Thoughts on Haditha
Recently, evidence has emerged of possible atrocities committed by US Marines last November in the Iraqi city of Haditha. There is an investigation underway, and as a soldier currently on active duty it would be wrong of me to offer any opinion on the guilt or innocence of the Marines in question. Two pieces at National Review Online, by former Marines Mackubin Owens and W. Thomas Smith, do a good job of explaining what might have happened and putting it into context. I will only say that if the allegations are true, that whoever was involved should be prosecuted to the full extent permitted by the Uniform Code of Military Justice.
Opponents of American victory in Iraq have gleefully seized upon the Haditha story as vindication for their position. They ignore the fact that the number of confirmed atrocities committed by US troops in Iraq has paled next to those committed by their adversaries. Just today, news came of a horrific massacre of Shia civilians who were literally taken from their vehicles and slaughtered. Of course, this story will see a mere fraction of the attention that the media is devoting, and will devote in future, to the Haditha allegations.

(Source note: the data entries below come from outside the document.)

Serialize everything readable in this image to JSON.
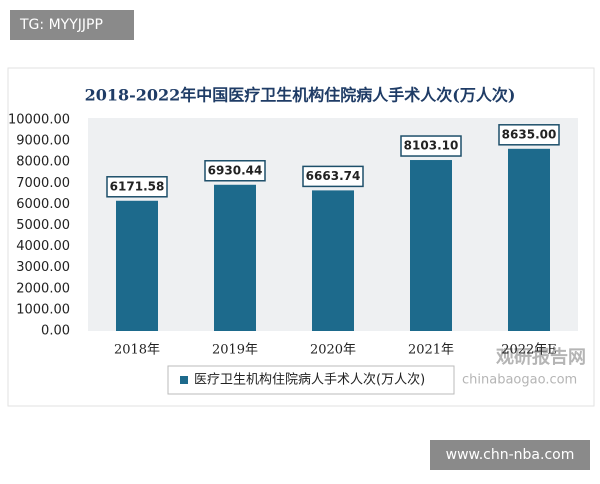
{
  "header_tag": "TG: MYYJJPP",
  "footer_tag": "www.chn-nba.com",
  "watermark": {
    "name": "观研报告网",
    "url": "chinabaogao.com"
  },
  "chart_data": {
    "type": "bar",
    "title": "2018-2022年中国医疗卫生机构住院病人手术人次(万人次)",
    "categories": [
      "2018年",
      "2019年",
      "2020年",
      "2021年",
      "2022年E"
    ],
    "series": [
      {
        "name": "医疗卫生机构住院病人手术人次(万人次)",
        "color": "#1d6a8c",
        "values": [
          6171.58,
          6930.44,
          6663.74,
          8103.1,
          8635.0
        ],
        "value_labels": [
          "6171.58",
          "6930.44",
          "6663.74",
          "8103.10",
          "8635.00"
        ]
      }
    ],
    "ylim": [
      0,
      10000
    ],
    "yticks": [
      {
        "value": 0,
        "label": "0.00"
      },
      {
        "value": 1000,
        "label": "1000.00"
      },
      {
        "value": 2000,
        "label": "2000.00"
      },
      {
        "value": 3000,
        "label": "3000.00"
      },
      {
        "value": 4000,
        "label": "4000.00"
      },
      {
        "value": 5000,
        "label": "5000.00"
      },
      {
        "value": 6000,
        "label": "6000.00"
      },
      {
        "value": 7000,
        "label": "7000.00"
      },
      {
        "value": 8000,
        "label": "8000.00"
      },
      {
        "value": 9000,
        "label": "9000.00"
      },
      {
        "value": 10000,
        "label": "10000.00"
      }
    ],
    "grid": false,
    "legend": "bottom"
  }
}
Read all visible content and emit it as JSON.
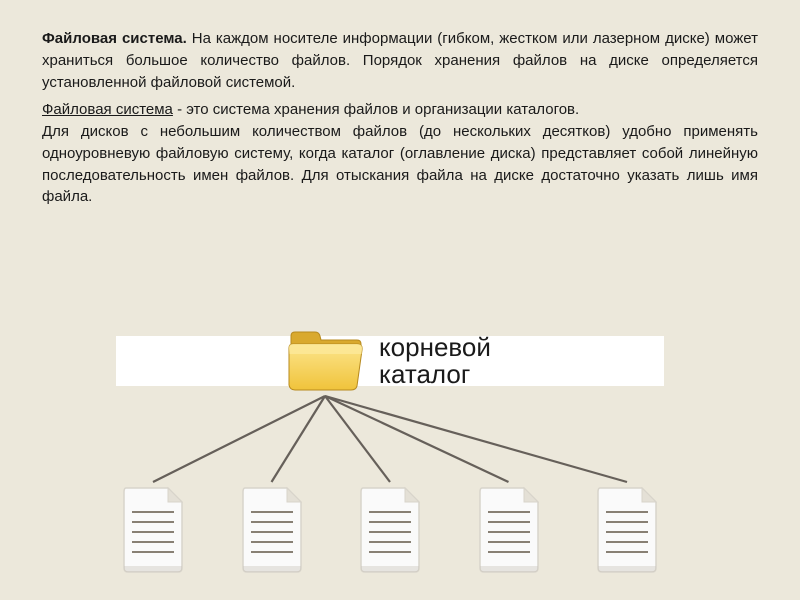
{
  "text": {
    "para1_bold": "Файловая система.",
    "para1_rest": " На каждом носителе информации (гибком, жестком или лазерном диске) может храниться большое количество файлов. Порядок хранения файлов на диске определяется установленной файловой системой.",
    "para2_ul": "Файловая система",
    "para2_seg1": " - это система хранения файлов и организации каталогов.",
    "para2_seg2": "Для дисков с небольшим количеством файлов (до нескольких десятков) удобно применять одноуровневую файловую систему, когда каталог (оглавление диска) представляет собой линейную последовательность имен файлов. Для отыскания файла на диске достаточно указать лишь имя файла."
  },
  "diagram": {
    "root_label_line1": "корневой",
    "root_label_line2": "каталог",
    "line_color": "#66605a",
    "folder": {
      "front": "#f4cf54",
      "front_light": "#fce58b",
      "tab": "#e6b93a",
      "back": "#d9a92e",
      "stroke": "#b78a1e"
    },
    "doc": {
      "paper": "#fafafa",
      "paper_edge": "#d8d4cb",
      "line": "#888074",
      "fold": "#e4e0d6",
      "shadow": "#c8c3b8"
    },
    "count": 5
  },
  "colors": {
    "page_bg": "#ece8db",
    "mask_bg": "#ffffff",
    "text": "#1a1a1a"
  }
}
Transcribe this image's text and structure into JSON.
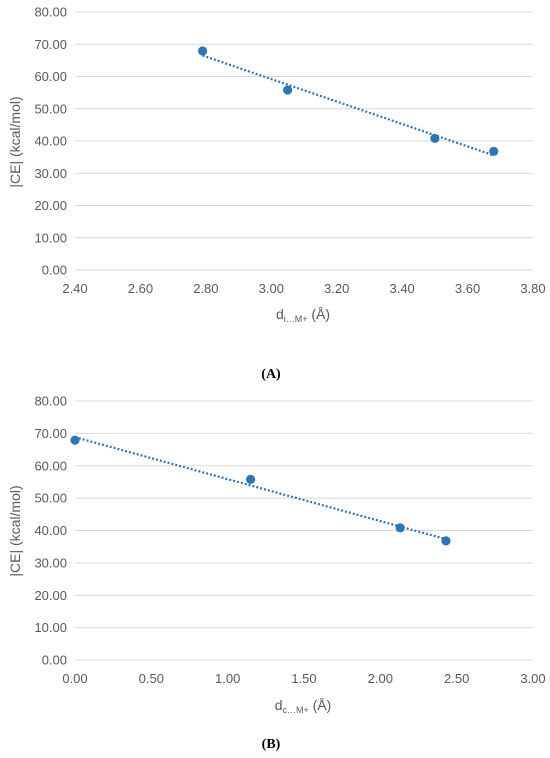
{
  "charts": [
    {
      "type": "scatter",
      "panel_label": "(A)",
      "ylabel": "|CE| (kcal/mol)",
      "xlabel": {
        "base": "d",
        "sub": "i…M+",
        "unit": " (Å)"
      },
      "xlim": [
        2.4,
        3.8
      ],
      "xticks": [
        "2.40",
        "2.60",
        "2.80",
        "3.00",
        "3.20",
        "3.40",
        "3.60",
        "3.80"
      ],
      "ylim": [
        0,
        80
      ],
      "yticks": [
        "0.00",
        "10.00",
        "20.00",
        "30.00",
        "40.00",
        "50.00",
        "60.00",
        "70.00",
        "80.00"
      ],
      "grid": "horizontal",
      "points": [
        {
          "x": 2.79,
          "y": 67.9
        },
        {
          "x": 3.05,
          "y": 55.8
        },
        {
          "x": 3.5,
          "y": 40.8
        },
        {
          "x": 3.68,
          "y": 36.8
        }
      ],
      "trendline": {
        "type": "linear",
        "style": "dotted"
      },
      "color": "#2e75b6"
    },
    {
      "type": "scatter",
      "panel_label": "(B)",
      "ylabel": "|CE| (kcal/mol)",
      "xlabel": {
        "base": "d",
        "sub": "c…M+",
        "unit": " (Å)"
      },
      "xlim": [
        0.0,
        3.0
      ],
      "xticks": [
        "0.00",
        "0.50",
        "1.00",
        "1.50",
        "2.00",
        "2.50",
        "3.00"
      ],
      "ylim": [
        0,
        80
      ],
      "yticks": [
        "0.00",
        "10.00",
        "20.00",
        "30.00",
        "40.00",
        "50.00",
        "60.00",
        "70.00",
        "80.00"
      ],
      "grid": "horizontal",
      "points": [
        {
          "x": 0.0,
          "y": 67.9
        },
        {
          "x": 1.15,
          "y": 55.8
        },
        {
          "x": 2.13,
          "y": 40.8
        },
        {
          "x": 2.43,
          "y": 36.8
        }
      ],
      "trendline": {
        "type": "linear",
        "style": "dotted"
      },
      "color": "#2e75b6"
    }
  ]
}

The simple truth is that war is ugly and cruel, and all armies in all wars commit acts that are unspeakable. As Frank Schaeffer pointed out in yesterday's Washington Post, allied forces in WWII were far more brutal than their present-day successors in Iraq and Afghanistan. Yet that hardly means that the US and UK were morally equivalent to the Third Reich and Imperial Japan. In WWII, as today, the distinction was that on one side such atrocities were the exception, while on the other they were very much the rule.